【深掘り「鎌倉殿の13人」】無念の思いを抱きながら、北条時政に消された武将3選
大河ドラマ「鎌倉殿の13人」では、北条時政は政敵の武将を次々と殺害している。代表的な3人の武将を取り上げ、詳しく掘り下げてみよう。
■梶原景時
梶原景時は「讒言魔」といわれており、武将の間の評判がすこぶる悪かった。かの源義経が兄の頼朝に討伐されたのは、景時の讒言が原因だったといわれている。

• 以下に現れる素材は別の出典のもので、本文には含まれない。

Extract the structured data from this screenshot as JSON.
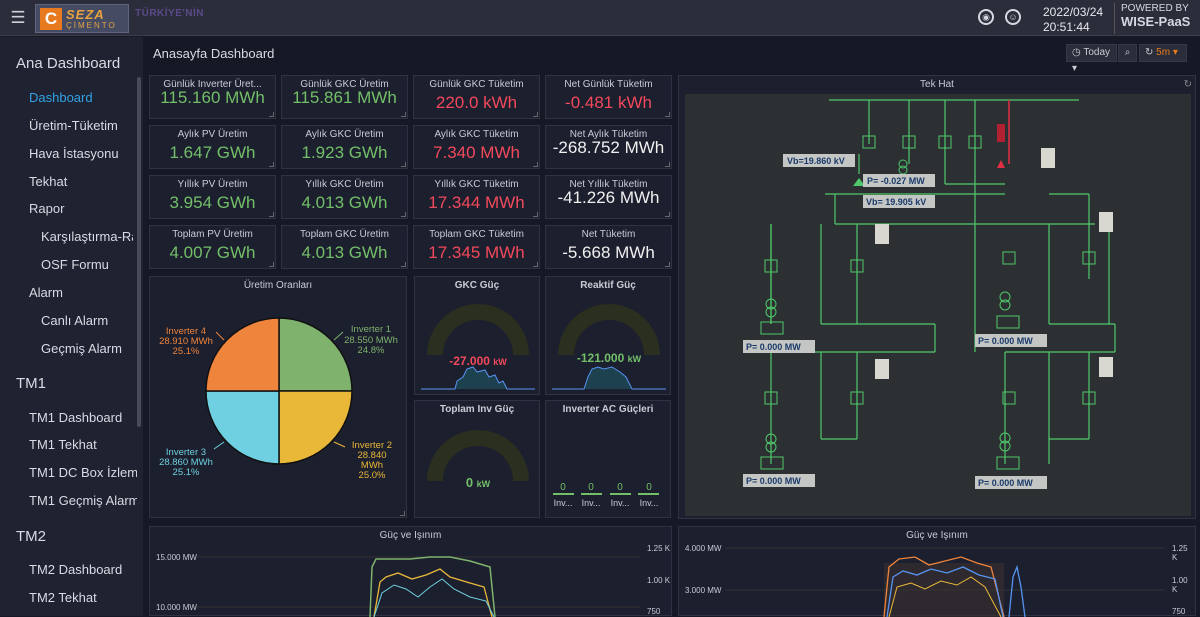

正治元年(1199)10月、景時は結城朝光に「謀反の意がある」と讒言した。しかし、この讒言は御家人らの支持を得ることができず、かえって景時は窮地に立たされた。
翌年2月、鎌倉を追放された景時は、ついに一族もろとも討伐された。時政は景時の弾劾状に署名をしていないが、背後で暗躍していたのは明らかである。
■比企能員
比企能員は2代将軍・源頼家の乳父として、大いに権勢を振るっていた。しかし、頼家が危篤になると、時政は頼家の権限を一幡(頼家の嫡男)、千幡(実朝:頼家の弟)に分割して相続させてはどうかと能員に提案した。
能員は時政の提案を拒否したので、両者の対立は決定的になった。建仁3年(1203)9月、時政は能員を自邸に招くと殺害した。その直後、一幡が住んでいた小御所にも軍勢を送り込み、比企一族もろとも滅亡に追い込んだ。

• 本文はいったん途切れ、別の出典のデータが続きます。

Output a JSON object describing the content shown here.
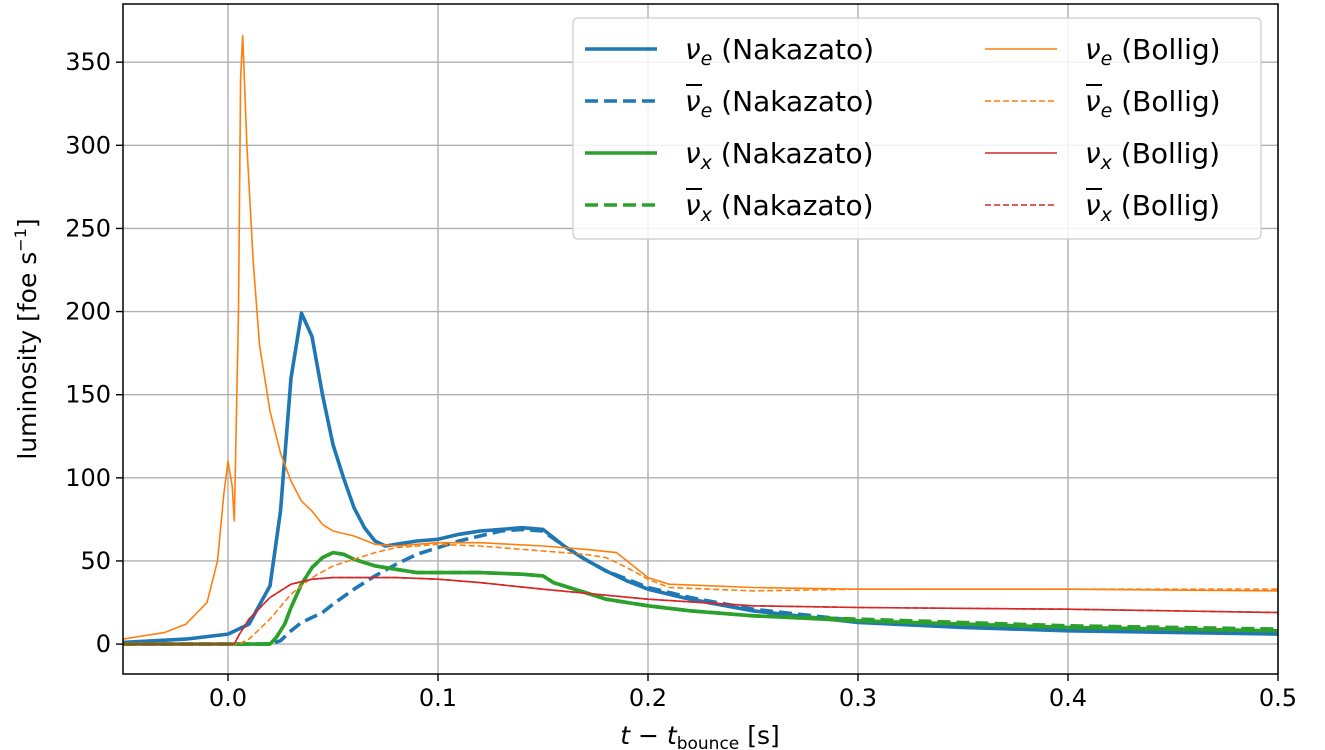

比企一族の討伐後、時政は満を持したかの如く、千幡を新将軍として擁立した。これにより時政は、鎌倉幕府に確固たる地位を築くことに成功したのである。
■源頼家
2代将軍・頼家は、父・頼朝の死後に跡を継いだが、なかなか扱いにくい人間だった。バックには乳父の比企能員がついていたので、時政と対立するようになり、ことは次第に面倒なことになっていった。
建仁3年(1203)7月、頼家は病に伏した。時政は頼家が回復しないと勝手に決めつけ、朝廷に頼家が死んだこと、後継者に千幡を据えたいと申し出、それは認められた。そして、比企能員を殺害し、比企一族を滅亡に追い込んだのである。
その直後、頼家は奇跡的に回復したが、そのまま伊豆の修禅寺に幽閉された。翌年7月、頼家は修禅寺で殺害されたが、犯人は時政と義時の2つの説がある。頼家の死後、時政は大江広元ともに政所別当に就任し、権勢を振るうようになったのである。
■まとめ
時政は頼朝の義父として台頭し、やがて御家人のなかでも突出する存在となった。そのためには、次々と政敵を葬り去らねばならなかった。とはいえ、のちに時政も失脚するのだが・・・。